Good morning, everyone! It's great to be here.
Just to recap, we are expecting orders from last week's Conference at 9:30 am, followed by opinions in one or more argued cases at 10.
We don't know what opinions we will get this morning at 10. Some of the stronger candidates (in the sense that it has been a while since the oral arguments) are Bond v. United States, Michigan v. Bay Mills, and the Mayorkas immigration case, but we won't know for sure until 10 am.
There is one grant -- Comptroller v. Wynne.
There is a CVSG in two linked cases: 13-896, Commill US v. Cisco, & 12-1044, Cisco Systems v. Commill. Justice Breyer did not participate.
There is a per curiam opinion in Martinez v. Illinois. This is apparently a decision overturning a ruling of the IL Supreme Court. This case has been relisted ten times, as John Elwood notes on his Relist Watch.
There is no dissent in Martinez. Here is John's description of the issue: "The case, which asks whether jeopardy attaches when a jury is sworn after the prosecution refuses to participate."
Lyle reports that several of the Confrontation Clause cases were denied, but we can't yet confirm (because there are so many) whether all were denied.
It appears that the Court did not act on Elmbrook School District v. Doe, which had been held pending the Court's decision in Town of Greece v. Galloway. This was a challenge to a public school's practice of holding graduation ceremonies in a church.

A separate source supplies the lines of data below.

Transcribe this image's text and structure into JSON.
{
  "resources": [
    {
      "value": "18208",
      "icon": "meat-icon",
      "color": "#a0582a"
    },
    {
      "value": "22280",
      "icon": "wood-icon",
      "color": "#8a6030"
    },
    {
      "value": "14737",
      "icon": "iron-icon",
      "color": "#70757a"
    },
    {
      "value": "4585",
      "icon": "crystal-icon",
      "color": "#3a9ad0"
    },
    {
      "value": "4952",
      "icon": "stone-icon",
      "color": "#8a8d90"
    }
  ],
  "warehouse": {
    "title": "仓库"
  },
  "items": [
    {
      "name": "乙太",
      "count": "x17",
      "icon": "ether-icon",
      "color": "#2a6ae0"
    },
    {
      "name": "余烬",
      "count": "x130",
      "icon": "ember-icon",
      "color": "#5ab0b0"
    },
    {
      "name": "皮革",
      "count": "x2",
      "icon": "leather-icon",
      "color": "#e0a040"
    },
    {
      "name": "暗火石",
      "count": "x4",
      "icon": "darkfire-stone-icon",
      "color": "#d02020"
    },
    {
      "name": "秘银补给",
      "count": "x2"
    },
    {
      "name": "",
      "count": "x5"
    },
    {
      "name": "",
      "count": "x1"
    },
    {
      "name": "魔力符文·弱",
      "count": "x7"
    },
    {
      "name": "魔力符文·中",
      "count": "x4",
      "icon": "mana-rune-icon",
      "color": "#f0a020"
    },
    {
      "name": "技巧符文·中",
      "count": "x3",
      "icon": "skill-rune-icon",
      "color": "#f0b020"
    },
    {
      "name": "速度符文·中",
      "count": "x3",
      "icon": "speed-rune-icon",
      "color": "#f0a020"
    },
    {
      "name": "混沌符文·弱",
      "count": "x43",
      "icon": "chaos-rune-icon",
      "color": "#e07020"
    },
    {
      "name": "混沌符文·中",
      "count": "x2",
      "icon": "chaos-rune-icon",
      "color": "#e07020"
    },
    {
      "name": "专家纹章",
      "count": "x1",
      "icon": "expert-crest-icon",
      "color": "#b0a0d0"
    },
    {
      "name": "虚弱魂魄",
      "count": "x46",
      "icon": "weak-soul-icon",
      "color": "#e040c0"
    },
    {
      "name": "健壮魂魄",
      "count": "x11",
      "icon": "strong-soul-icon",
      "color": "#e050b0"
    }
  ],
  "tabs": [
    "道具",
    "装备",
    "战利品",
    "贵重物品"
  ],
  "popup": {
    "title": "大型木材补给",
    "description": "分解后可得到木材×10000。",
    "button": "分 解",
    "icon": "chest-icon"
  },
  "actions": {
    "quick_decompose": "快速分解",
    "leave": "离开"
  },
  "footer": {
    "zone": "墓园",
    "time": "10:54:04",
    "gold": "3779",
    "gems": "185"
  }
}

From Lyle: All 12 of the Confrontation Clause cases that were listed for this conference have been denied.
The CVSG cases are about the scope of the Federal Circuit's power to order a remand of part of a dispute in a patent case. The Federal Circuit ordered a remand but not on all issues; Cisco's complaint is that this interferes with the Seventh Amendment right to a jury trial on all issues.
From Lyle: No boxes yet, so we still can't ballpark how many opinions to expect.
Waiting for Lyle -- it's 10 am!
The first opinion is in Michigan v. Bay Mills.
Michigan's suit is barred by tribal sovereign immunity. Kagan writes. The Sixth Circuit is affirmed, the case is remanded. The vote appears to be 5-4; Kagan is joined by the Chief and Justices Kennedy, Breyer, and Sotomayor. Sotomayor has concurred as well; Scalia has dissented. Justice Thomas has also dissented, joined by Scalia, Ginsburg, and Alito. Ginsburg has dissented separately.
Now we know why this took so long.
This case involves the interpretation of the Indian Gaming Regulatory Act; the opinion appears to be based on the plain terms of the act, which in the Court's view do not authorize this suit.
As many of you know, the Justices announce their opinions in order of reverse seniority, so the next opinion could be from anyone.